PyStemmer doesn't stem trailing 's'es on words if the letter before the 's' is a 'u', but we do. PyStemmer's approach is better, since we, for example, stem 'virus' to 'viru' but 'viruses' to 'virus', and we stem 'fetus' to 'fetu' but 'fetuses' to 'fetus'; PyStemmer stems these to 'virus', 'virus', 'fetus' and 'fetus' respectively, which is more correct/consistent.
PyStemmer removes trailing 'ly' from words, whereas we (always? usually? not sure precisely which rules come into play here off the top of my head) convert it to 'li'. This is quite a huge improvement; it lets PyStemmer notice that adverbs have the same root as their corresponding adjective, which we are currently pretty hopeless at. For example, we stem 'motherly', 'mother', 'honestly' and 'honest' to 'motherli', 'mother', 'honestli' and 'honest', whereas PyStemmer stems them to 'mother', 'mother', 'honest' and 'honest'.

There are other inconsistencies unrelated to these two major rule differences (e.g. we stem 'his' to 'hi' whereas PyStemmer stems it to 'his'; we stem 'general' to 'gener' whereas PyStemmer stems it to 'general') but not many and none of them stood out as being bad marks for PyStemmer. I think it's fair to say it is better than nltk's implementation both in terms of speed and results.

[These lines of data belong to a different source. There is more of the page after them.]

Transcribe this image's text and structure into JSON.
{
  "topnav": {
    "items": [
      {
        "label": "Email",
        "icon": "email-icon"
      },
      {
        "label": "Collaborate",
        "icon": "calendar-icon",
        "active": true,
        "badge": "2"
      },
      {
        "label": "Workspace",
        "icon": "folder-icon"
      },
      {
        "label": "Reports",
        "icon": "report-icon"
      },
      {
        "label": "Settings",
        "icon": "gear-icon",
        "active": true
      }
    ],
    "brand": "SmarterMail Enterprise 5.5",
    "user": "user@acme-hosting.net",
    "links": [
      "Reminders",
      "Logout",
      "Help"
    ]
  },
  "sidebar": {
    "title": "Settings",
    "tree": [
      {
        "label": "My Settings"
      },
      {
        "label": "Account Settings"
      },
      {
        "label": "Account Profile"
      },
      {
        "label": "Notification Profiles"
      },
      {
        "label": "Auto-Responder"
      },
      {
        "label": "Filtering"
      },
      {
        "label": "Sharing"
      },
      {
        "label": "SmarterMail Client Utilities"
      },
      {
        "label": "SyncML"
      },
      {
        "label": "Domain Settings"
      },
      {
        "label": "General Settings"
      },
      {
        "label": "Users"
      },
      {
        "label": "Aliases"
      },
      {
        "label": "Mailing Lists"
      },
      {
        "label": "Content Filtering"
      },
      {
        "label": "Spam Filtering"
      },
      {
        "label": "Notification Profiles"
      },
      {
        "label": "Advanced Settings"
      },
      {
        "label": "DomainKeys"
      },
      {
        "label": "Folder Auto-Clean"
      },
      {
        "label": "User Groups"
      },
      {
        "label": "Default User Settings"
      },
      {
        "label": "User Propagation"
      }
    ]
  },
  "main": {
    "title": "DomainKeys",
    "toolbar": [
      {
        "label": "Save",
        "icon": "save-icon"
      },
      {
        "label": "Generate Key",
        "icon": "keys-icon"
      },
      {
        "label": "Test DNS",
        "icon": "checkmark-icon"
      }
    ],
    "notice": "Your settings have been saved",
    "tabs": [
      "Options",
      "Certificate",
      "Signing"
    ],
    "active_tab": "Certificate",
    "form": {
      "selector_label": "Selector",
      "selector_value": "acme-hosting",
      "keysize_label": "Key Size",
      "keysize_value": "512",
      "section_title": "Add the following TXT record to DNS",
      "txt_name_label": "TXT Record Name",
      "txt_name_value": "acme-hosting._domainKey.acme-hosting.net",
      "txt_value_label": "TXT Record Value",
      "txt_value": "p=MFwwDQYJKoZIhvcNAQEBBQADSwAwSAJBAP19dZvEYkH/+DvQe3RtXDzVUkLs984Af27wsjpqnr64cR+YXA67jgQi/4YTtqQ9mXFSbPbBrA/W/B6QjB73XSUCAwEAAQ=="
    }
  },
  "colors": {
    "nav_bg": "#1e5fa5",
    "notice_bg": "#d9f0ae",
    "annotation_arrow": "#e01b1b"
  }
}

With these observations in mind, it seems to me that the best result for nltk would be to integrate PyStemmer or otherwise wrap the Snowball stemmer in some way.

Anyway, I'd be happy to help out with this but am unsure what the best approach is. I await further advice/instructions from someone more knowledgeable and experienced in this stuff than me.

stevenbird · 2012-12-03T10:51:21Z

Thanks for the contribution and for the careful analysis. The differences in output make things slightly complicated. If there was a comprehensive test set and we could demonstrate that the rewritten stemmer is (more) correct than the existing one, it would be fine to do the replacement. Does anyone want to go to the trouble of doing that?

Otherwise, I think the right thing is to keep both versions around, and not risk breaking anyone's code that crucially depends on the existing version. It could go in nltk.stem.porter2.PorterStemmer.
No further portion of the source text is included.